「悲しい」と「哀しい」


悲しいと哀しいに明確な使い分けはないが、公用文などでは「悲しい」と表記し、「哀しい」は用いられない。
悲しいは、常用漢字に登録されており、「かなしい」と読む。
一方、哀しいの「哀」は常用漢字に登録されているものの、常用漢字表外音訓で「かなしい」という読みでは登録されておらず、公用文では「かなしい」に「哀しい」を使うことができない。

一般に使われる表現の違いとしては、「哀」の字を使った語に「哀れ」や「哀愁」などがあり、その印象から、「かわいそう」「寂しい」といった意味の「かなしい」を表現したり、詩的な表現・主観的な心情を表現する際に、「哀しい」が多く用いられる。

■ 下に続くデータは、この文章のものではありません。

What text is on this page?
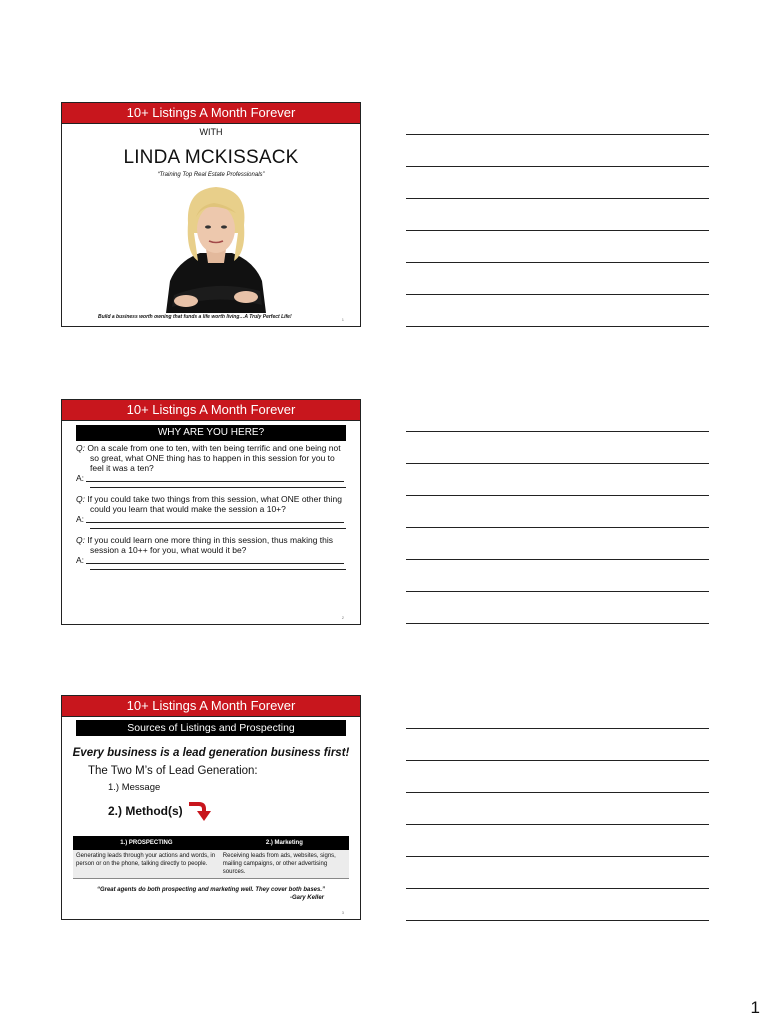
10+ Listings A Month Forever
WITH
LINDA MCKISSACK
“Training Top Real Estate Professionals”
Build a business worth owning that funds a life worth living…A Truly Perfect Life!	1
10+ Listings A Month Forever
WHY ARE YOU HERE?
Q: On a scale from one to ten, with ten being terrific and one being not so great, what ONE thing has to happen in this session for you to feel it was a ten?
A:
Q: If you could take two things from this session, what ONE other thing could you learn that would make the session a 10+?
A:
Q: If you could learn one more thing in this session, thus making this session a 10++ for you, what would it be?
A:
2
10+ Listings A Month Forever
Sources of Listings and Prospecting
Every business is a lead generation business first!
The Two M’s of Lead Generation:
1.) Message
2.) Method(s)
1.) PROSPECTING	2.) Marketing
Generating leads through your actions and words, in person or on the phone, talking directly to people.	Receiving leads from ads, websites, signs, mailing campaigns, or other advertising sources.
“Great agents do both prospecting and marketing well. They cover both bases.”
-Gary Keller
3
1
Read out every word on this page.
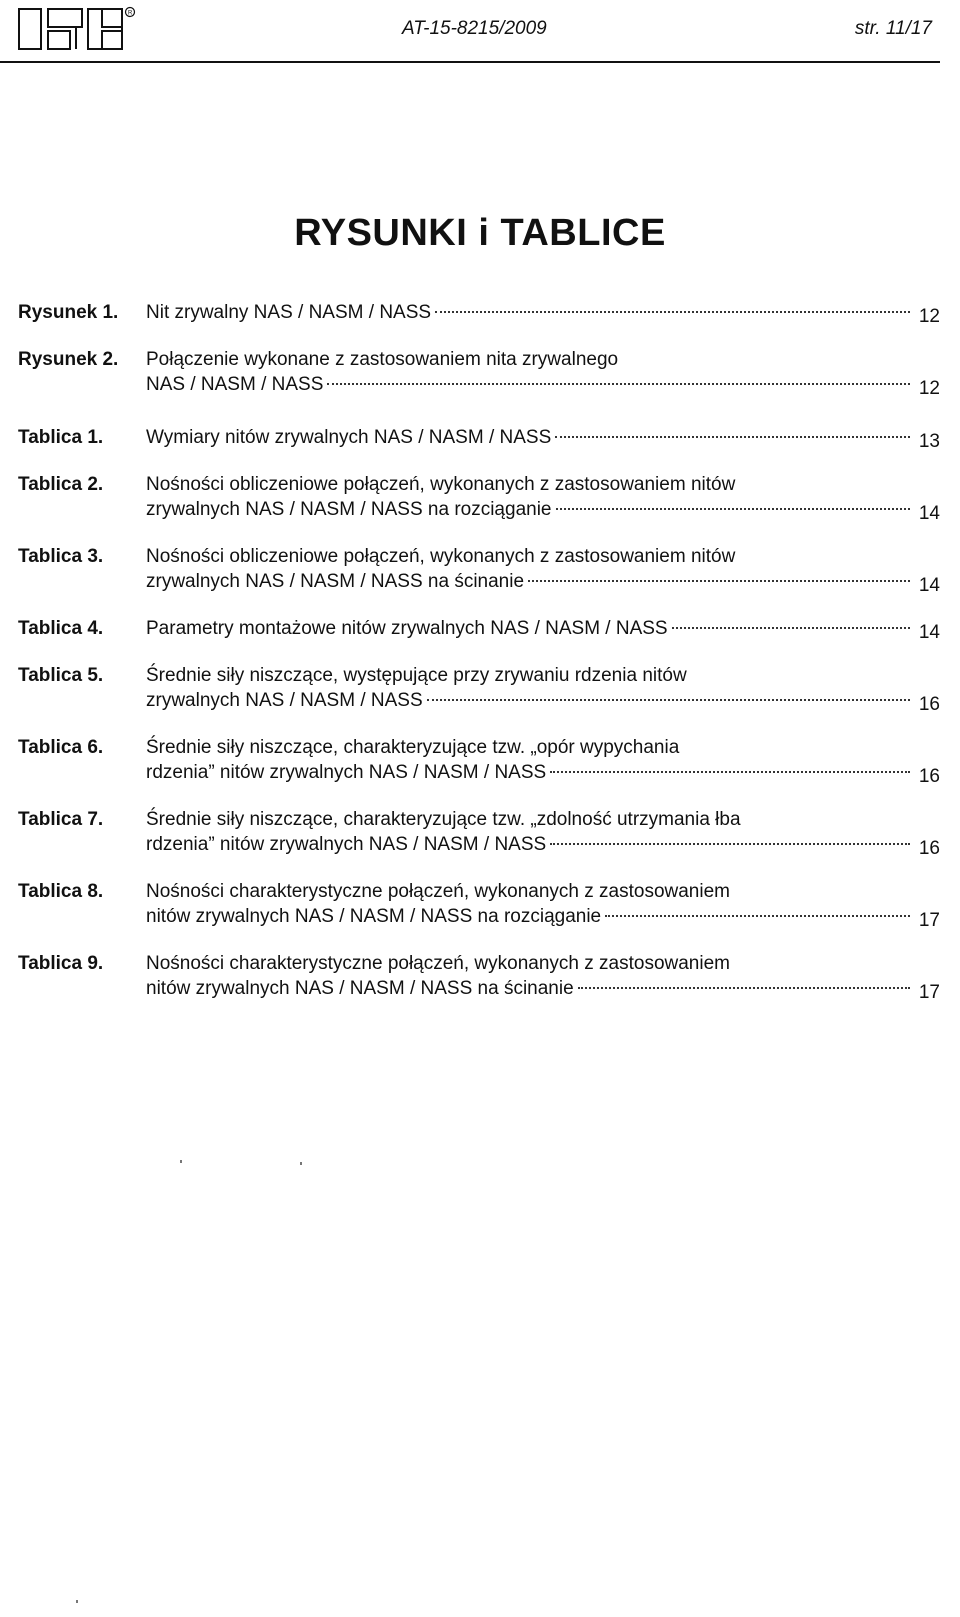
R
AT-15-8215/2009	str. 11/17
RYSUNKI i TABLICE
Rysunek 1.	Nit zrywalny NAS / NASM / NASS	12
Rysunek 2.	Połączenie wykonane z zastosowaniem nita zrywalnego
NAS / NASM / NASS	12
Tablica 1.	Wymiary nitów zrywalnych NAS / NASM / NASS	13
Tablica 2.	Nośności obliczeniowe połączeń, wykonanych z zastosowaniem nitów
zrywalnych NAS / NASM / NASS na rozciąganie	14
Tablica 3.	Nośności obliczeniowe połączeń, wykonanych z zastosowaniem nitów
zrywalnych NAS / NASM / NASS na ścinanie	14
Tablica 4.	Parametry montażowe nitów zrywalnych NAS / NASM / NASS	14
Tablica 5.	Średnie siły niszczące, występujące przy zrywaniu rdzenia nitów
zrywalnych NAS / NASM / NASS	16
Tablica 6.	Średnie siły niszczące, charakteryzujące tzw. „opór wypychania
rdzenia” nitów zrywalnych NAS / NASM / NASS	16
Tablica 7.	Średnie siły niszczące, charakteryzujące tzw. „zdolność utrzymania łba
rdzenia” nitów zrywalnych NAS / NASM / NASS	16
Tablica 8.	Nośności charakterystyczne połączeń, wykonanych z zastosowaniem
nitów zrywalnych NAS / NASM / NASS na rozciąganie	17
Tablica 9.	Nośności charakterystyczne połączeń, wykonanych z zastosowaniem
nitów zrywalnych NAS / NASM / NASS na ścinanie	17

漢字の成り立ちから見ると、悲の「非」は羽が左右反対に開いた形から割れるという意味を表し、悲しいは「非+心」で、心・胸が裂けるような切ない感じを表す。
哀は「口+衣」で、思いを胸中に抑え、衣で口を隠してむせぶことを表しており、悲しいよりも哀しいの方が、心の中に思いを閉じ込め、胸がつまるようなかなしい心情を表現でき、より詩的で主観的である。

かなしいの漢字には、「悲しい」と「哀しい」のほかに、「愛しい」がある。
古くは、「いとしい」「かわいい」「切ない」「残念である」「悔しい」など、かなしいは激しく心が揺さぶれるさまを広く表す言葉であったため、「いとしい」「かわいい」といった意味では「愛しい」と表記された。